Tumor fluorescence can occur in benign meningiomas (WHO grade I) as well as in WHO grade II and WHO grade III meningiomas. Most of the reviewed studies report fluorescence of the main tumor mass with high sensitivity and specificity. However, different parts of the same tumor can present with a different fluorescent pattern (heterogenic fluorescence). Quantitative probe fluorescence can be superior, especially in meningiomas with difficult anatomical accessibility. However, only one study was able to consistently correlate resected tissue with histopathological results and nonspecific fluorescence of healthy brain tissue remains a confounder. The use of 5-ALA as a tool to guide resection of intracranial meningiomas remains experimental, especially in cases with tumor recurrence. The principle of intraoperative fluorescence as a real-time method to achieve complete resection is appealing, but the usefulness of 5-ALA is questionable. 5-ALA in intracranial meningioma surgery should only be used in a protocolled prospective and long-term study 6).
Stummer et al. showed that 5–ALA guided resections carry a higher risk of post-operative neurological deterioration than conventional resections (26% vs 15%, respectively), even though the difference vanished within weeks 7).
Just as tumour tissue is often indiscernible from normal brain tissue, functionally critical tissues are indistinguishable from tissues with less clinically relevant functions.

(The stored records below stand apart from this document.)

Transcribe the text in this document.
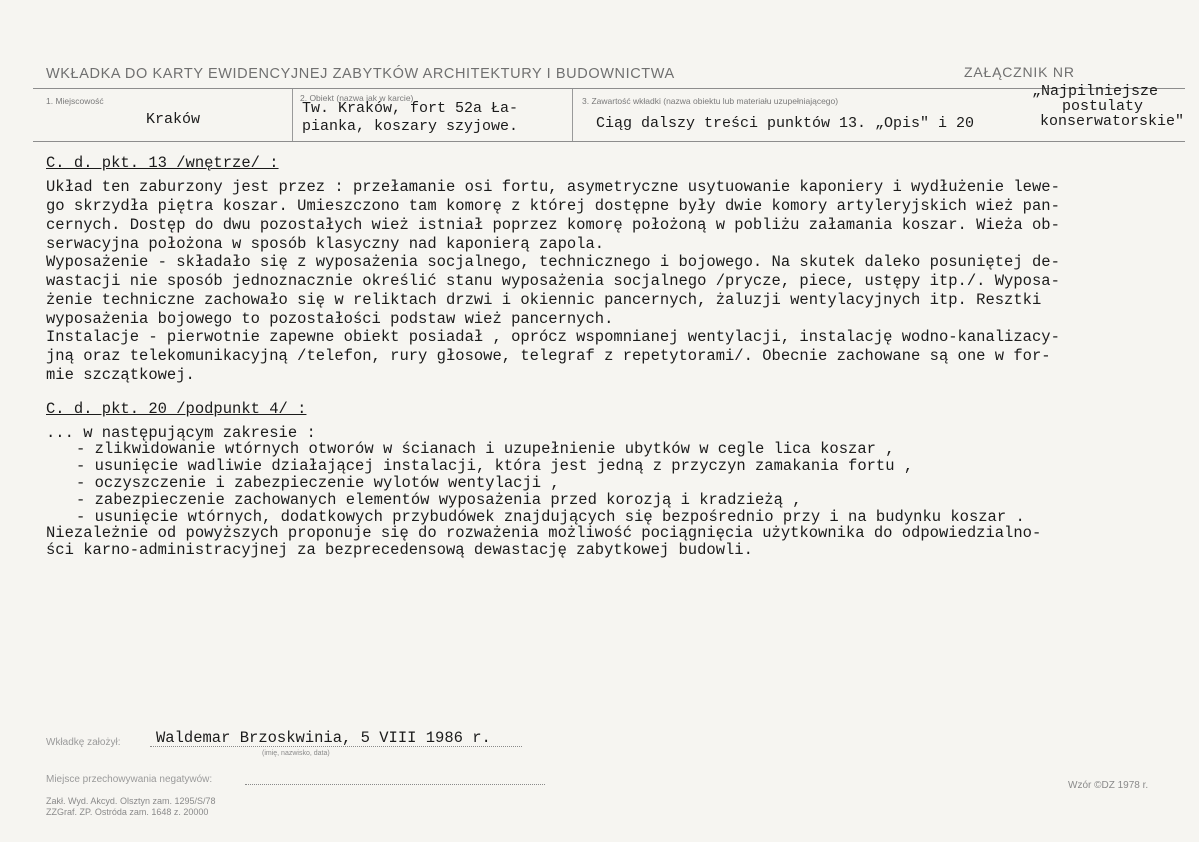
WKŁADKA DO KARTY EWIDENCYJNEJ ZABYTKÓW ARCHITEKTURY I BUDOWNICTWA	ZAŁĄCZNIK NR
1. Miejscowość
Kraków
2. Obiekt (nazwa jak w karcie)
Tw. Kraków, fort 52a Ła-
pianka, koszary szyjowe.
3. Zawartość wkładki (nazwa obiektu lub materiału uzupełniającego)
Ciąg dalszy treści punktów 13. „Opis" i 20
„Najpilniejsze
postulaty
konserwatorskie"
C. d. pkt. 13 /wnętrze/ :
Układ ten zaburzony jest przez : przełamanie osi fortu, asymetryczne usytuowanie kaponiery i wydłużenie lewe-
go skrzydła piętra koszar. Umieszczono tam komorę z której dostępne były dwie komory artyleryjskich wież pan-
cernych. Dostęp do dwu pozostałych wież istniał poprzez komorę położoną w pobliżu załamania koszar. Wieża ob-
serwacyjna położona w sposób klasyczny nad kaponierą zapola.
Wyposażenie - składało się z wyposażenia socjalnego, technicznego i bojowego. Na skutek daleko posuniętej de-
wastacji nie sposób jednoznacznie określić stanu wyposażenia socjalnego /prycze, piece, ustępy itp./. Wyposa-
żenie techniczne zachowało się w reliktach drzwi i okiennic pancernych, żaluzji wentylacyjnych itp. Resztki
wyposażenia bojowego to pozostałości podstaw wież pancernych.
Instalacje - pierwotnie zapewne obiekt posiadał , oprócz wspomnianej wentylacji, instalację wodno-kanalizacy-
jną oraz telekomunikacyjną /telefon, rury głosowe, telegraf z repetytorami/. Obecnie zachowane są one w for-
mie szczątkowej.
C. d. pkt. 20 /podpunkt 4/ :
... w następującym zakresie :
- zlikwidowanie wtórnych otworów w ścianach i uzupełnienie ubytków w cegle lica koszar ,
- usunięcie wadliwie działającej instalacji, która jest jedną z przyczyn zamakania fortu ,
- oczyszczenie i zabezpieczenie wylotów wentylacji ,
- zabezpieczenie zachowanych elementów wyposażenia przed korozją i kradzieżą ,
- usunięcie wtórnych, dodatkowych przybudówek znajdujących się bezpośrednio przy i na budynku koszar .
Niezależnie od powyższych proponuje się do rozważenia możliwość pociągnięcia użytkownika do odpowiedzialno-
ści karno-administracyjnej za bezprecedensową dewastację zabytkowej budowli.
Wkładkę założył: Waldemar Brzoskwinia, 5 VIII 1986 r.
(imię, nazwisko, data)
Miejsce przechowywania negatywów:
Zakł. Wyd. Akcyd. Olsztyn zam. 1295/S/78
ZZGraf. ZP. Ostróda zam. 1648 z. 20000
Wzór ©DZ 1978 r.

Thus, knowing when to stop a resection due to proximity to areas of crucial neurological functions is of obvious and utmost importance. Detailed knowledge of the normal brain anatomy and distribution of function is not sufficient during glioma resection. Interindividual variability and functional relocation (i.e., plasticity) induced by the presence of an infiltrating tumour 8) requires an exact functional brain map at the site of surgery in order to spare areas involved in crucial (so-called eloquent) functions. Preoperative localisation of function, either with functional MRI (fMRI) or navigated transcranial magnetic stimulation (nTMS), provides an approximate map 9) 10).
Furthermore, intra-operative direct cortical and subcortical electrical stimulation (DCS) for functional analysis of the tissue in the tumour’s infiltration zone is required for accurate identification of areas that need to be spared in order to retain the patient’s functional integrity 11) 12). Motor evoked potentials (MEP) provide real-time information on the integrity of the primary motor cortex and the corticospinal tract 13). Direct cortical mapping and phase reversal identify the primary motor and sensory cortices. Subcortical mapping can estimate the distance to the pyramidal tract, acting as guidance close to functionally critical areas 14). When integrated into the existing surgical tools, continuous and dynamic mapping enables more extensive resection while simultaneously protecting motor function 15). Using these techniques and a detailed electrophysiological “Bern-concept”, a group achieved complete motor function protection in 96% of patients with high-risk motor eloquent tumours 16). Furthermore, localisation of cortical and subcortical regions relevant to language function is essential for speech preservation during resection of gliomas in proximity to presumed speech areas 17) and requires the patient to be awake during the brain mapping part of surgery. Similarly, intra-operative mapping of visual functions may contribute to increased resections while avoiding tissue essential for vision within the temporal and occipital lobes 18).